By Dustin Brown
Releasing former Rikers Island inmates at Queens Plaza once they have served their time has been a standard practice of the city Department of Corrections for more than two decades.
But city and borough officials have begun to re-examine the policy, which has long been derided by nearby residents and is now considered a potential threat to Long Island City’s development into a new central business district.
City Councilman Eric Gioia (D-Woodside), who has spearheaded the efforts to change the Rikers Island drop-off policy, said he began tackling the issue shortly after taking office in January.
“This is something people in the neighborhood have talked about literally since I was a child,” he said in a phone interview Tuesday. “It’s unfair to the families that live in the neighborhood, it’s unfair to the businesses in the neighborhood, and it’s unfair to the inmates who have just won their liberty. It’s a failed policy that really serves no one’s interests.”
Former inmates who have finished their jail terms at Rikers Island are loaded onto a bus every weekday morning and taken to Queens Plaza, where they are dropped off around 5 a.m. and given a two-fare Metrocard.

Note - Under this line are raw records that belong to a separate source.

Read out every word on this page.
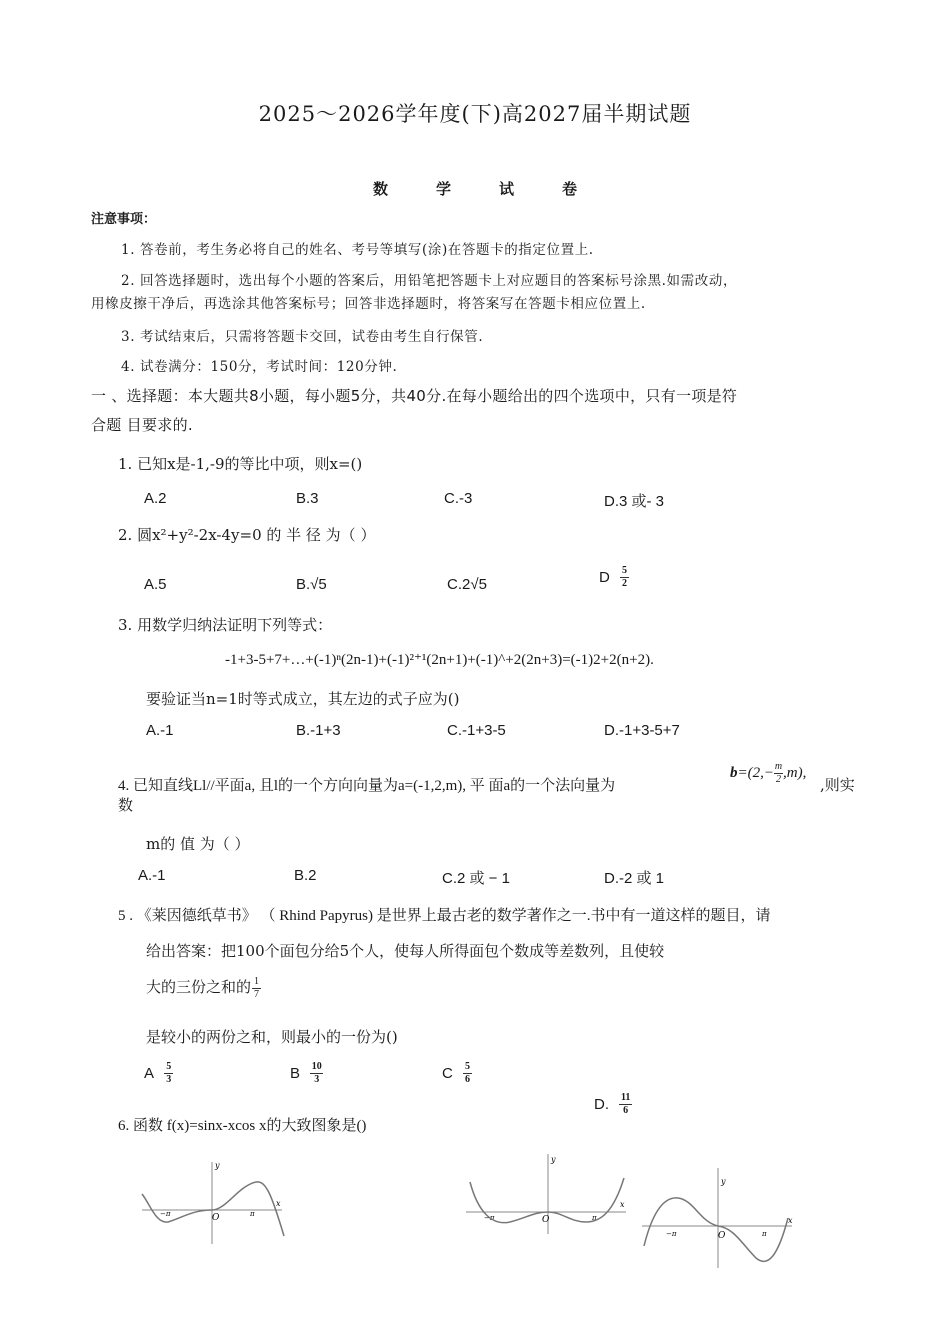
2025～2026学年度(下)高2027届半期试题
数	学	试	卷
注意事项：
1. 答卷前，考生务必将自己的姓名、考号等填写(涂)在答题卡的指定位置上.
2. 回答选择题时，选出每个小题的答案后，用铅笔把答题卡上对应题目的答案标号涂黑.如需改动，
用橡皮擦干净后，再选涂其他答案标号；回答非选择题时，将答案写在答题卡相应位置上.
3. 考试结束后，只需将答题卡交回，试卷由考生自行保管.
4. 试卷满分：150分，考试时间：120分钟.
一 、选择题：本大题共8小题，每小题5分，共40分.在每小题给出的四个选项中，只有一项是符
合题 目要求的.
1. 已知x是-1,-9的等比中项，则x=()
A.2	B.3	C.-3	D.3 或- 3
2. 圆x²+y²-2x-4y=0 的 半 径 为（ ）
A.5	B.√5	C.2√5	D $\frac{5}{2}$
3. 用数学归纳法证明下列等式：
-1+3-5+7+…+(-1)ⁿ(2n-1)+(-1)²⁺¹(2n+1)+(-1)^+2(2n+3)=(-1)2+2(n+2).
要验证当n=1时等式成立，其左边的式子应为()
A.-1	B.-1+3	C.-1+3-5	D.-1+3-5+7
4. 已知直线Ll//平面a, 且l的一个方向向量为a=(-1,2,m), 平 面a的一个法向量为
$b=(2,- \frac{m}{2} ,m)$,
,则实
数
m的 值 为（ ）
A.-1	B.2	C.2 或 − 1	D.-2 或 1
5 . 《莱因德纸草书》 （ Rhind Papyrus) 是世界上最古老的数学著作之一.书中有一道这样的题目，请
给出答案：把100个面包分给5个人，使每人所得面包个数成等差数列，且使较
大的三份之和的 $\frac{1}{7}$
是较小的两份之和，则最小的一份为()
A $\frac{5}{3}$	B $\frac{10}{3}$	C $\frac{5}{6}$
D. $\frac{11}{6}$
6. 函数 f(x)=sinx-xcos x的大致图象是()
y
x
O
−π	π
y
x
O
−π	π
y
x
O
−π	π
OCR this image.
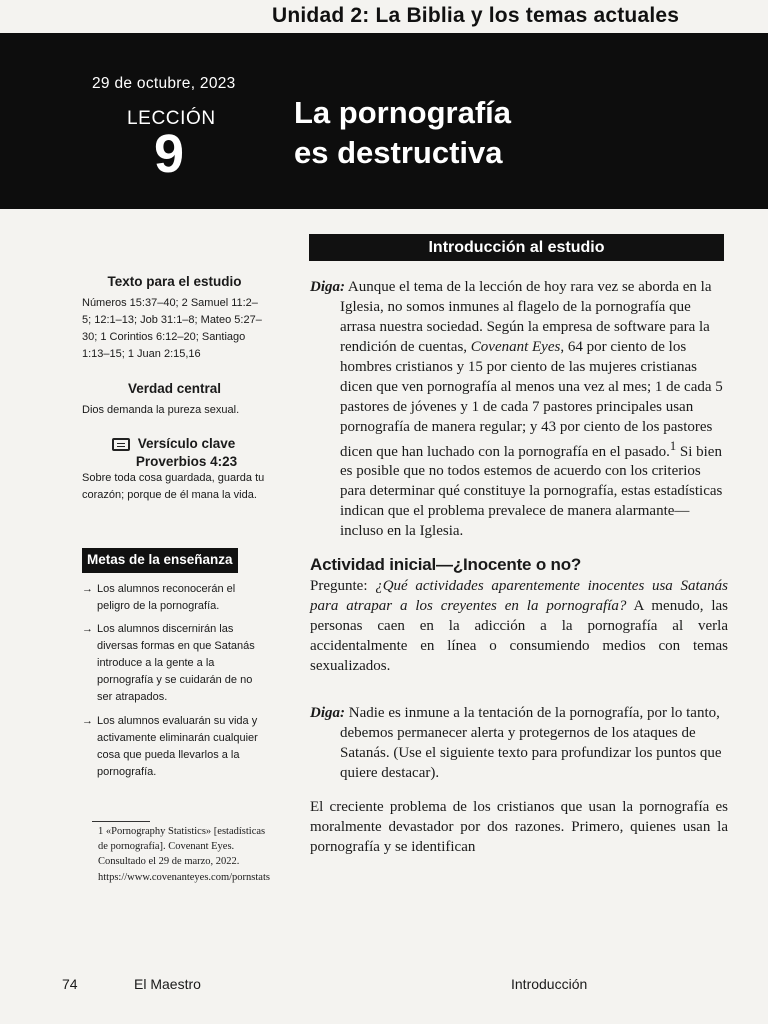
Unidad 2: La Biblia y los temas actuales
29 de octubre, 2023
LECCIÓN
9
La pornografía
es destructiva
Texto para el estudio
Números 15:37–40; 2 Samuel 11:2– 5; 12:1–13; Job 31:1–8; Mateo 5:27–30; 1 Corintios 6:12–20; Santiago 1:13–15; 1 Juan 2:15,16
Verdad central
Dios demanda la pureza sexual.
Versículo clave
Proverbios 4:23
Sobre toda cosa guardada, guarda tu corazón; porque de él mana la vida.
Metas de la enseñanza
→ Los alumnos reconocerán el peligro de la pornografía.
→ Los alumnos discernirán las diversas formas en que Satanás introduce a la gente a la pornografía y se cuidarán de no ser atrapados.
→ Los alumnos evaluarán su vida y activamente eliminarán cualquier cosa que pueda llevarlos a la pornografía.
1 «Pornography Statistics» [estadísticas de pornografía]. Covenant Eyes. Consultado el 29 de marzo, 2022. https://www.covenanteyes.com/pornstats
Introducción al estudio

Diga: Aunque el tema de la lección de hoy rara vez se aborda en la Iglesia, no somos inmunes al flagelo de la pornografía que arrasa nuestra sociedad. Según la empresa de software para la rendición de cuentas, Covenant Eyes, 64 por ciento de los hombres cristianos y 15 por ciento de las mujeres cristianas dicen que ven pornografía al menos una vez al mes; 1 de cada 5 pastores de jóvenes y 1 de cada 7 pastores principales usan pornografía de manera regular; y 43 por ciento de los pastores dicen que han luchado con la pornografía en el pasado.$^1$ Si bien es posible que no todos estemos de acuerdo con los criterios para determinar qué constituye la pornografía, estas estadísticas indican que el problema prevalece de manera alarmante—incluso en la Iglesia.

Actividad inicial—¿Inocente o no?

Pregunte: ¿Qué actividades aparentemente inocentes usa Satanás para atrapar a los creyentes en la pornografía? A menudo, las personas caen en la adicción a la pornografía al verla accidentalmente en línea o consumiendo medios con temas sexualizados.

Diga: Nadie es inmune a la tentación de la pornografía, por lo tanto, debemos permanecer alerta y protegernos de los ataques de Satanás. (Use el siguiente texto para profundizar los puntos que quiere destacar).

El creciente problema de los cristianos que usan la pornografía es moralmente devastador por dos razones. Primero, quienes usan la pornografía y se identifican

74	El Maestro	Introducción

“They’re at that point free citizens,” said Tom Antenen, a spokesman for the city Department of Corrections. “It’s incumbent of us to discharge them from our custody in an expeditious manner.”
Antenen described the current location as “the closest major transportation hub of its kind to Rikers Island,” and indeed the area is served by two subway stations within a block of each other — Queensboro Plaza and Queens Plaza, which together carry seven subway lines: the N, W, E, G, R, V and No. 7.
Often described as the gateway to Queens, the area consists of a wide commercial boulevard with numerous lanes of traffic heading to and from the Queensboro Bridge and a large elevated subway structure overhead.
Although he said his agency is considering alternative drop-off locations, Antenen stressed that the current practice represents the most practical means of discharging inmates and has not caused any criminal activity in the area. On most days between 30 and 60 prisoners are released, although as many as 90 are dropped off on Fridays, Antenen said.
All of the inmates at Rikers Island are serving sentences of one year or less for misdemeanor crimes, such as low-level drug possession or shoplifting, and none are violent offenders, Antenen said.
Queens Borough President Helen Marshall held a meeting last Thursday at the urging of Gioia to discuss possible changes to the policy, gathering corrections officials with a wide collection of area leaders to share their thoughts on the problem.
Marshall has asked the Department of Corrections to “come up with several alternative sites,” according to her spokesman, Dan Andrews.
“We would reconvene with a smaller group and hopefully we will be able to resolve this issue,” Andrews said.
The session followed two others held earlier this winter between Department of Corrections officials and MetLife, a corporation that recently moved hundreds of employees to a renovated loft building that stares directly at the elevated subway station and sits feet away from the drop-off site.
The company recently commissioned a study to examine other possible locations for the drop-off, but officials from MetLife would not comment on that or their involvement in the efforts to change the practice.
Queens Plaza sits at the heart of a 37-block area in Long Island City that was rezoned last year to encourage its development into the city’s next central business district, and the arrival of MetLife is seen by many as a sign of that vision finally being realized.
But the neighborhood also has a history of prostitution and drug dealing, which police have being aggressively cracking down on of late, and many believe the continued practice of dropping former inmates off there may make it difficult for the area to break away from its seedy image.
“This is not a new complaint, but it has been highlighted by MetLife moving into the area and perception is everything,” said Joseph Conley, the chairman of Community Board 2 who discussed the Rikers Island concerns at the board’s public meeting last Thursday.
Conley said community complaints about 15 years ago had prompted the Department of Corrections to move the drop-off to the front of the courthouse on Jackson Avenue, which is also well served by subways. But when the nearby Citibank tower opened, the location reverted to Queens Plaza.
Possible alternatives tossed around recently include dropping off former inmates at transit hubs in their boroughs of residence, or alternating the drop-off site to spread the burden around different locations.
But Antenen said such suggestions would be difficult to carry out.
“There’s cost factors you have to look at,” he said. “I think there’s a lot of redundancy as well as expense in taking something that is a single focus and making it multiple steps.”
Gioia, who will be part of a small working group to resolve the issue, said he is confident a solution will be devised “in a way that results in better treatment for the inmates … and will fulfill the dream of people citywide that enables Long Island City to have the renaissance it deserves.”